Surat Edaran (SE) Mendagri Nomor 300.1.4/e.1/BAK tertanggal 3 September 2025 yang mendorong pengaktifan kembali Siskamling dinilai lebih sebagai imbauan moral ketimbang kewajiban hukum.
Hal ini menimbulkan pertanyaan: apakah kebijakan ini benar-benar solusi, atau sekadar mengalihkan sorotan dari kegagalan negara dalam mendeteksi potensi gejolak sosial?

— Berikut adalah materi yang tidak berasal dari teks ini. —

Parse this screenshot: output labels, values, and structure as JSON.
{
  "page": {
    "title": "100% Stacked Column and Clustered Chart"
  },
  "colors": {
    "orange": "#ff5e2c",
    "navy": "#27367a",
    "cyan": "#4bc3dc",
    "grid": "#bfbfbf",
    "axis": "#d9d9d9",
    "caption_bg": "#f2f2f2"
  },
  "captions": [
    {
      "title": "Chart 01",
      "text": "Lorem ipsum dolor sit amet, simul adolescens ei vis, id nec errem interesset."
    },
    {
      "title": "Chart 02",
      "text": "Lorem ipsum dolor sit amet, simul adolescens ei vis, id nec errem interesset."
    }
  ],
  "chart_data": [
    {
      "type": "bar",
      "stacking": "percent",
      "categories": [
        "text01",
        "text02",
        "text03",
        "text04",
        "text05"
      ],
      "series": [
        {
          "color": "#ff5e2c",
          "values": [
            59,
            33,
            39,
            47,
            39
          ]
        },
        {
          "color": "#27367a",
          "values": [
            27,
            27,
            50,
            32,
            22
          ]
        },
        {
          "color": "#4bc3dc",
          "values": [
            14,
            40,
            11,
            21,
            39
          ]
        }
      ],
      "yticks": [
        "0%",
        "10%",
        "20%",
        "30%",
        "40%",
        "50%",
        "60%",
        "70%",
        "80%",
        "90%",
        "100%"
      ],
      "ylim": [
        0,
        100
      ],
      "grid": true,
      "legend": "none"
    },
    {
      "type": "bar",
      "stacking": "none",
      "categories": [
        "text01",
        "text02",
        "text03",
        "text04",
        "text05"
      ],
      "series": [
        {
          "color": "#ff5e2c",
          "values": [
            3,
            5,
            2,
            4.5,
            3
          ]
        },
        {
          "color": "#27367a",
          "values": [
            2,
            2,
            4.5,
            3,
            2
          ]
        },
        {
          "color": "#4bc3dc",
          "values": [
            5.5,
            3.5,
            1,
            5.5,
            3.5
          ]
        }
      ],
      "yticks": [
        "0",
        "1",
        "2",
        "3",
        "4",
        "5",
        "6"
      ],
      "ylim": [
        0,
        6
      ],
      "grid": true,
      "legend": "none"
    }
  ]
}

Kritik Tajam Sutrisno Pangaribuan
Sutrisno Pangaribuan, Presidium Kongres Rakyat Nasional (Kornas) dan Direktur Eksekutif Indonesia Government Watch (IG-Watch), menegaskan bahwa pemerintah tidak bisa serta-merta melempar tanggung jawab kepada daerah atau masyarakat.
"Kemendagri dan Polri memiliki perangkat intelijen hingga ke tingkat desa, dari Kesbangpol sampai Bhabinkamtibmas. Faktanya, mereka gagal membaca gejolak sosial seperti di Pati, Jawa Tengah. Maka solusinya bukan sekadar menghidupkan ronda malam, tapi memperbaiki tata kelola dan kapasitas negara," ujar Sutrisno kepada media minggu (14/9) Medan.
Ia menilai gagasan aktivasi Siskamling harus ditempatkan secara proporsional. Aksi-aksi massa yang bermula dari Pati dan meluas ke berbagai daerah, kata Sutrisno, tidak ada hubungannya dengan Siskamling, melainkan akibat buruknya tata kelola pemerintah.
Antara Relevansi dan Nostalgia
Meski penuh kritik, Sutrisno tidak menolak sepenuhnya gagasan Siskamling. Menurutnya, ide ini masih bisa relevan bila memenuhi sejumlah prasyarat. Pertama, perlu dasar hukum yang kuat bukan sekadar SE Mendagri, melainkan Perppu atau regulasi yang lebih tinggi. Kedua, dibutuhkan lembaga khusus yang mengelola Siskamling, setara kementerian, agar tidak tumpang tindih dengan Kemendagri maupun Polri.
Selain itu, Sutrisno mengingatkan bahwa semua aparatur negara, baik ASN maupun anggota Polri, bisa dimobilisasi terlebih dahulu sebelum bicara soal rekrutmen baru. “Seluruh anggaran harus transparan dan dibebankan ke APBN, bukan APBD atau masyarakat,” tegasnya.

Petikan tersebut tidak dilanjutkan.